Diagnosis of Cryptosporidium in feces is best achieved by performing a combined battery of tests consisting of a modified acid-fast stain (MAFS), enzyme immunoassay (EIA), and immunofluorescence antibody test (IFA). As many as 66–100% false-negative results may occur using only MAFS testing, and positive tests may, in fact, reflect the presence of nonpathogenic Cryptosporidia. When all three tests are run, it is possible to differentiate C. serpentis from C. parvum.2
Fecal samples from captive-bred radiated tortoises (Geochelone radiata) located at three different sites, recently imported Indian star tortoises (Geochelone elegans) and Travancore-like tortoises (Indotestudo sp.), and free-ranging gopher tortoises (Gopherus polyphemus) and Russian tortoises (Testudo graeca nikolskii) were collected and stored fresh, in formalin, or in PVA (Polyvinyl alcohol, Transcaddy; Baxter Health Care Corp, West Sacramento, CA) until processed. Samples were examined by MAFS, EIA, and IFA.
Nineteen of 38 radiated tortoises, 8/10 Indian star tortoises, 3/4 Indotestudo, 8/20 gopher tortoises, and 4/29 Russian tortoises were positive for Cryptosporidium sp. by MAFS and IFA, and negative by EIA. None of the tortoises had clinical signs indicative of enteric protozoa infections. Of animals that have been examined postmortem, one had numerous Cryptosporidia-like organisms associated with microvillar borders, without any significant pathology noted, and another had severe necrotizing transmural gastroenteritis with massive numbers of bacterial colonies, sloughed epithelial cells, karyorrhectic cellular debris, and clusters of Cryptosporidia-like organisms admixed within the luminal debris. Prolonged contact between positive and negative animals has not been associated with the onset of clinical signs, or with conversion of all animals to a positive test status. However, since it is not known if the organism found in Chelonia is infective for snakes, it is prudent to maintain test-positive turtles and tortoises separate from Squamata.

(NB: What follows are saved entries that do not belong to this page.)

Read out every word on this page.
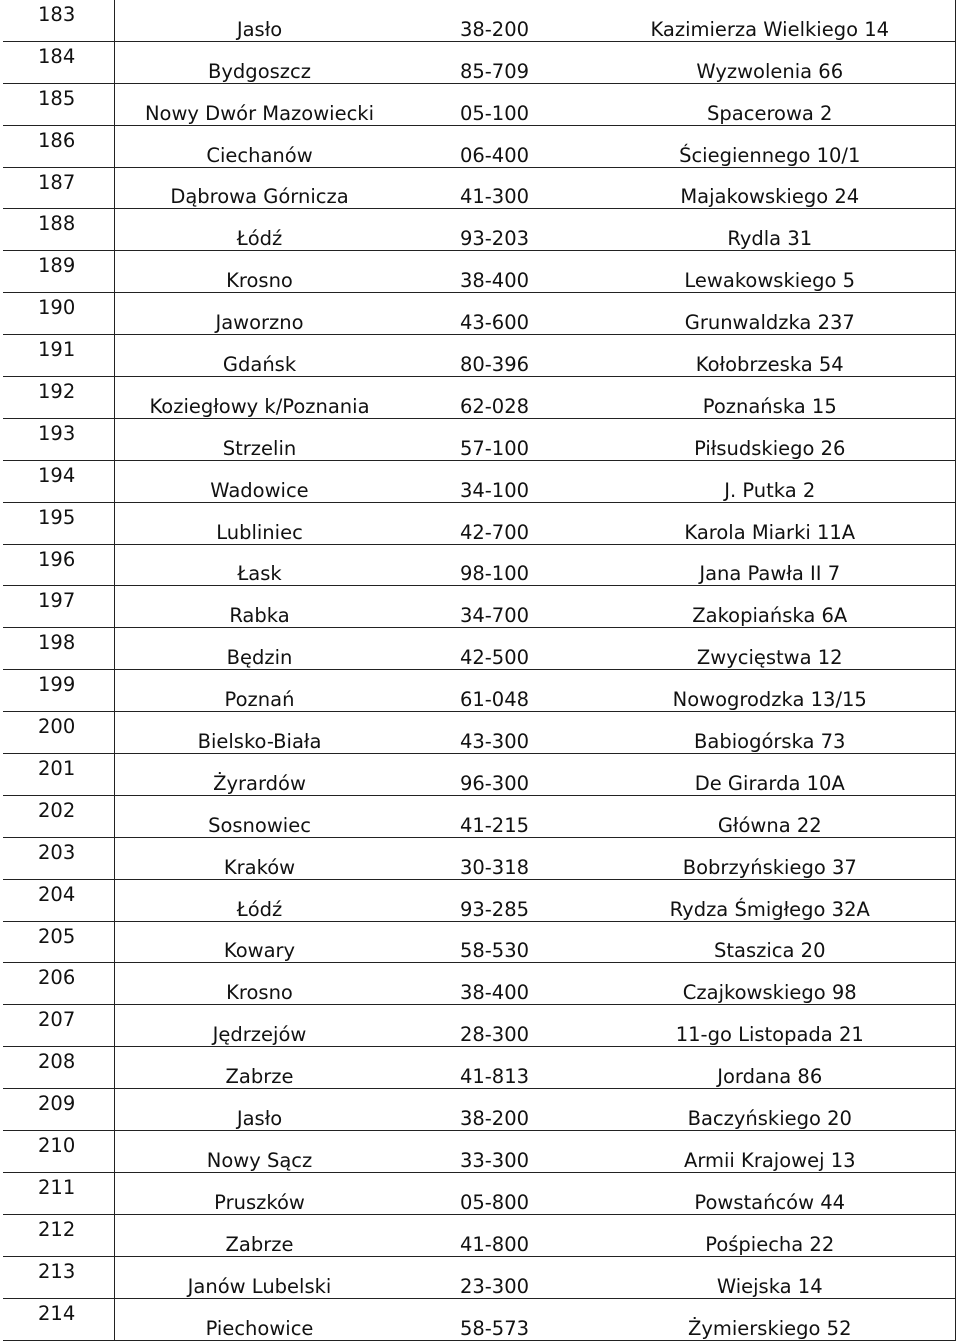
183	Jasło	38-200	Kazimierza Wielkiego 14
184	Bydgoszcz	85-709	Wyzwolenia 66
185	Nowy Dwór Mazowiecki	05-100	Spacerowa 2
186	Ciechanów	06-400	Ściegiennego 10/1
187	Dąbrowa Górnicza	41-300	Majakowskiego 24
188	Łódź	93-203	Rydla 31
189	Krosno	38-400	Lewakowskiego 5
190	Jaworzno	43-600	Grunwaldzka 237
191	Gdańsk	80-396	Kołobrzeska 54
192	Koziegłowy k/Poznania	62-028	Poznańska 15
193	Strzelin	57-100	Piłsudskiego 26
194	Wadowice	34-100	J. Putka 2
195	Lubliniec	42-700	Karola Miarki 11A
196	Łask	98-100	Jana Pawła II 7
197	Rabka	34-700	Zakopiańska 6A
198	Będzin	42-500	Zwycięstwa 12
199	Poznań	61-048	Nowogrodzka 13/15
200	Bielsko-Biała	43-300	Babiogórska 73
201	Żyrardów	96-300	De Girarda 10A
202	Sosnowiec	41-215	Główna 22
203	Kraków	30-318	Bobrzyńskiego 37
204	Łódź	93-285	Rydza Śmigłego 32A
205	Kowary	58-530	Staszica 20
206	Krosno	38-400	Czajkowskiego 98
207	Jędrzejów	28-300	11-go Listopada 21
208	Zabrze	41-813	Jordana 86
209	Jasło	38-200	Baczyńskiego 20
210	Nowy Sącz	33-300	Armii Krajowej 13
211	Pruszków	05-800	Powstańców 44
212	Zabrze	41-800	Pośpiecha 22
213	Janów Lubelski	23-300	Wiejska 14
214	Piechowice	58-573	Żymierskiego 52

The authors thank Dr. Thaddeus Graczyk at the Johns Hopkins University School of Hygiene and Public Health, Department of Molecular Microbiology and Immunology, Baltimore, MD, USA, for performing the laboratory procedures; to Dr. Bill Zovickian for his participation and financial support; to Jeff Spratt for collection of samples; and to John Behler for facilitation of surveys.
1. Fayer R, Graczyk TK, Cranfield MR. Multiple heterogenous isolates of Cryptosporidium serpentis from captive snakes are not transmissible to neonatal BALB/c mice (Mus musculus). J Parasitol. 1995;81(3):482–484.
2. Graczyk TK, Cranfield MR, Fayer R. A comparative assessment of direct fluorescence antibody modified acid-fast stain, and sucrose flotation techniques for detection of Cryptosporidium serpentis oocysts in snake fecal specimens. J Zoo Wildl Med. 1995;26(3):396–402.
3. Graczyk TK, Fayer R, Cranfield MR. Cryptosporidium parvum is not transmissible to fish, amphibia, or reptiles. J Euk Micro. 1996;43(5):15–16.
4. Upton SJ, McAllister CT, Freed PS, Barnard SM. Cryptosporidium spp. in wild and captive reptiles. J Wildl Dis. 1989;25(1):20–30.